Coventry University has announced that it has a £30,000 fund available - thanks to the National Express Foundation Group - to offer to ten men who sign up to courses where the number of female students currently significantly outweighs that of males.
These include occupational therapy, physiotherapy, nursing, dietetics, midwifery and the field of operating department practice, all of which the university believes would benefit from more qualified male professionals.
Students who successfully apply for the bursary will be given £1,000 to help support themselves through their studies for each year of their degree. The bursary is aimed specifically at applicants from within the West Midlands region.
Statistics from UCAS show that men currently account for just ten per cent of all nursing students at UK universities, with around 26,000 women on such courses compared to approximately 2,800 men, highlighting a significant gender gap.
This gap has been growing over the past few years, as figures show the number of women on nursing and related university courses came in at just over 19,000 back in 2012.

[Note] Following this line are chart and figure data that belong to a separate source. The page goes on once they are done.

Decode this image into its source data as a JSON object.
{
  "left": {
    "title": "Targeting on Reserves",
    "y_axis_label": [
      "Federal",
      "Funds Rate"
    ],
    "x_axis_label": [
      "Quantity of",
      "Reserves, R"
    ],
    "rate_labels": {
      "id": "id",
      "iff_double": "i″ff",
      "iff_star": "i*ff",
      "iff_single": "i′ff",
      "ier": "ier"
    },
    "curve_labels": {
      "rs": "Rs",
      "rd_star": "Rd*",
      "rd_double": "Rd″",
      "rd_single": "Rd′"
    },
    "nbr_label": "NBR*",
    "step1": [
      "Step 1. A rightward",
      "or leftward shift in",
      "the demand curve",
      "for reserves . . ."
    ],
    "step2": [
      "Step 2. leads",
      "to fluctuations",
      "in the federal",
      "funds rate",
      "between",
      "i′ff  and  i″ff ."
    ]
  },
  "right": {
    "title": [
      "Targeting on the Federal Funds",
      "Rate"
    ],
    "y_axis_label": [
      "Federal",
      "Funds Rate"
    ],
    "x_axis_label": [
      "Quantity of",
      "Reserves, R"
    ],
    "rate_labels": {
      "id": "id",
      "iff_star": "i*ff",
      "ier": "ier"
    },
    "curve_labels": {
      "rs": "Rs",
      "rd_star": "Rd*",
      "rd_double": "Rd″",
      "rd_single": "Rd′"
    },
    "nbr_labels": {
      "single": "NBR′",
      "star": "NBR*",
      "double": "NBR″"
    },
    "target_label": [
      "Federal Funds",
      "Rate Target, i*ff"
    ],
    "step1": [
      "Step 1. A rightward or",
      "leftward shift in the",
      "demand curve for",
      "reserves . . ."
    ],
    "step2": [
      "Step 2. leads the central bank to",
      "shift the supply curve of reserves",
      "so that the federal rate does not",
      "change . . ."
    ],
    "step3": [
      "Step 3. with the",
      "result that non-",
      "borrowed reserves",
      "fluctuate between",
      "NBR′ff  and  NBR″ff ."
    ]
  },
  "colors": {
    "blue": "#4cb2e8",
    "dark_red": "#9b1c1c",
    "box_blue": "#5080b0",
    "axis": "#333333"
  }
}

Some patients feel more comfortable being cared for by a male healthcare worker, so Coventry University wants to take action to close this gap and encourage more men to consider careers in sectors that might not have traditionally been marketed to them, such as nursing and occupational therapy.
Rob James, academic dean for the Faculty of Health and Life Sciences at Coventry University, commented: "We support all initiatives taking positive action to address unequal gender representation in any subject discipline and this bursary does so across healthcare training.
"While there's lots being done nationally - and at Coventry - to encourage women into sciences and engineering, we hope this new initiative will lead the way in addressing the persistent low proportion of men working in many healthcare professions."